Descrição de chapéu Previdência

Presidente de comissão da Previdência pede 'sandálias da humildade' a governadores

Pressionar as bancadas, em vez de dialogar, tem elevado a tensão sobre o tema, afirmou o deputado

Thiago Resende Filipe Oliveira
Brasília e São Paulo

O presidente da comissão especial da reforma da Previdência, Marcelo Ramos (PL-AM), disse nesta quinta-feira (6) que, para não serem excluídos da reestruturação previdenciária, os governadores precisam calçar as "sandálias da humildade" e pedir que os deputados aprovem regras mais rígidas de aposentadorias também para os servidores estaduais.

"Calçar a sandalinha da humildade e vir para cá dizer assim: 'Olha...nós não temos coragem de fazer [a reforma nas assembleias]. Nós queremos pedir aos deputados que façam por nós'. É isso que eles têm que dizer, humildezinhos. Não têm que chegar aqui dando ordem".

Marcelo Ramos, presidente da comissão especial da reforma da Previdência
Marcelo Ramos, presidente da comissão especial da reforma da Previdência - Adriano Machado/Reuters

Na avaliação de Ramos, por ainda não terem feito isso, a maioria da Câmara mantém a posição de impedir que a reforma da Previdência tenha efeito para estados e municípios.

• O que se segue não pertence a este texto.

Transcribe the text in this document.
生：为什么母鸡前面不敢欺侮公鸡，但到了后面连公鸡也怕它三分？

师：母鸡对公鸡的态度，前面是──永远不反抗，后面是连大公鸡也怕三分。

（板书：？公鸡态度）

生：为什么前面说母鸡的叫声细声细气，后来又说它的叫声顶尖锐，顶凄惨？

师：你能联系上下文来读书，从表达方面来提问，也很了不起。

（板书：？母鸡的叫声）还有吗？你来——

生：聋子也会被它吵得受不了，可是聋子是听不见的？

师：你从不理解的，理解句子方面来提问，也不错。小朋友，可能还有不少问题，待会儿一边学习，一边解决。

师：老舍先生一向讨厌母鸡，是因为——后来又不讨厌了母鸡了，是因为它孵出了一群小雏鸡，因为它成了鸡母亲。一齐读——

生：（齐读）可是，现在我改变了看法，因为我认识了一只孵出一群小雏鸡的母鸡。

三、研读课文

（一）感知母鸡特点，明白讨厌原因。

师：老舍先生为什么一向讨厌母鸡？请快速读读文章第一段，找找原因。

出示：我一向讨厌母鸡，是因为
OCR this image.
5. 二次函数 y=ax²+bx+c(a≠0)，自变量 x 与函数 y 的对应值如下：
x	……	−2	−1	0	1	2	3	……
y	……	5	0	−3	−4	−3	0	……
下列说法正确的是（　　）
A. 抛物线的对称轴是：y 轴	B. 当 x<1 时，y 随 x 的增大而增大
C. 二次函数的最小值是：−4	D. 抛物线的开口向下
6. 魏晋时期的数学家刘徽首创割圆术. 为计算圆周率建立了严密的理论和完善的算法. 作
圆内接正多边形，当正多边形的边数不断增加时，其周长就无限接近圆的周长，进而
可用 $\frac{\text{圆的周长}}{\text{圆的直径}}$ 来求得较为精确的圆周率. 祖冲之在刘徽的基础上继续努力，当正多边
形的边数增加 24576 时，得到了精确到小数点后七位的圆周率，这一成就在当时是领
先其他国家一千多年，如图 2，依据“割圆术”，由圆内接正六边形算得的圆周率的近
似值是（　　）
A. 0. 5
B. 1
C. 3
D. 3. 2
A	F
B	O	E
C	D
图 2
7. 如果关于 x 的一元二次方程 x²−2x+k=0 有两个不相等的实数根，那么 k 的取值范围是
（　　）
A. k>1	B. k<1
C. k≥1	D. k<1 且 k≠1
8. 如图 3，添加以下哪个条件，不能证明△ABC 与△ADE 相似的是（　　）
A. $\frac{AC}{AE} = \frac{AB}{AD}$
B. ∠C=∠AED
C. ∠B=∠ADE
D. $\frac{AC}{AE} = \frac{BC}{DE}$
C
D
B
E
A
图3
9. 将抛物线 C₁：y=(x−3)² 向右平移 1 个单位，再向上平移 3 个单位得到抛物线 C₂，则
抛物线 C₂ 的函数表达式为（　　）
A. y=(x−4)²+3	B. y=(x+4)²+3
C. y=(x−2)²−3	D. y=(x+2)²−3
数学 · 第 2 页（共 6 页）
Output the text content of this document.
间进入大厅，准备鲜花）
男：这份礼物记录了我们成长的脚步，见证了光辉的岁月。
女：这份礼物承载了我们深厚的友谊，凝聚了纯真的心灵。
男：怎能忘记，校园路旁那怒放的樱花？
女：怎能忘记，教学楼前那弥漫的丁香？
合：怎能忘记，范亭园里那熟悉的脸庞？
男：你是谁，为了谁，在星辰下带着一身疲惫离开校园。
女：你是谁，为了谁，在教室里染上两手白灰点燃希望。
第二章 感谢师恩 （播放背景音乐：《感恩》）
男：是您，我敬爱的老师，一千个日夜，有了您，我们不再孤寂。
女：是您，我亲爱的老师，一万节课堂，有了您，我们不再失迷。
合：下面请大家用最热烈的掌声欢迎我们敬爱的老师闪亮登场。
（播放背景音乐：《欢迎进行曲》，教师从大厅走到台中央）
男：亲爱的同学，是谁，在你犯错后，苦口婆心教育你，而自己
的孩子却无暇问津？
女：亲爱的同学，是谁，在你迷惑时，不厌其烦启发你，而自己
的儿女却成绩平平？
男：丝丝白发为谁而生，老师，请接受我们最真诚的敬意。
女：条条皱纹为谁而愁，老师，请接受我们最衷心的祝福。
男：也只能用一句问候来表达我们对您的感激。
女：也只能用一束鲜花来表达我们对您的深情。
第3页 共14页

Pressionar as bancadas, em vez de dialogar, tem elevado a tensão sobre o tema, afirmou o deputado.

Governadores irão a Brasília na próxima semana e avaliam assinar um manifesto em favor da manutenção de estados e municípios na reforma da Previdência que tramita no Congresso.

Para o presidente da comissão, o ato formal pode distensionar a relação entre a Câmara e os mandatários dos estados.

"Os governadores, hoje, não têm força política para impor suas vontades às bancadas", declarou.

Parte da Câmara rejeita aprovar regras mais rígidas para aposentadorias de servidores estaduais e municipais, enquanto governadores e prefeitos fazem campanha contra a reforma.

A ideia desses deputados é que governadores e prefeitos tenham o desgaste político ao aprovar medidas impopulares nos órgãos legislativos.

Diante do impasse, o governador de São Paulo, João Doria (PSDB), tem dado declarações criticando o Parlamento. 

Para Ramos, essa atitude prejudica as negociações sobre o destino dos estados e municípios na reestruturação da Previdência.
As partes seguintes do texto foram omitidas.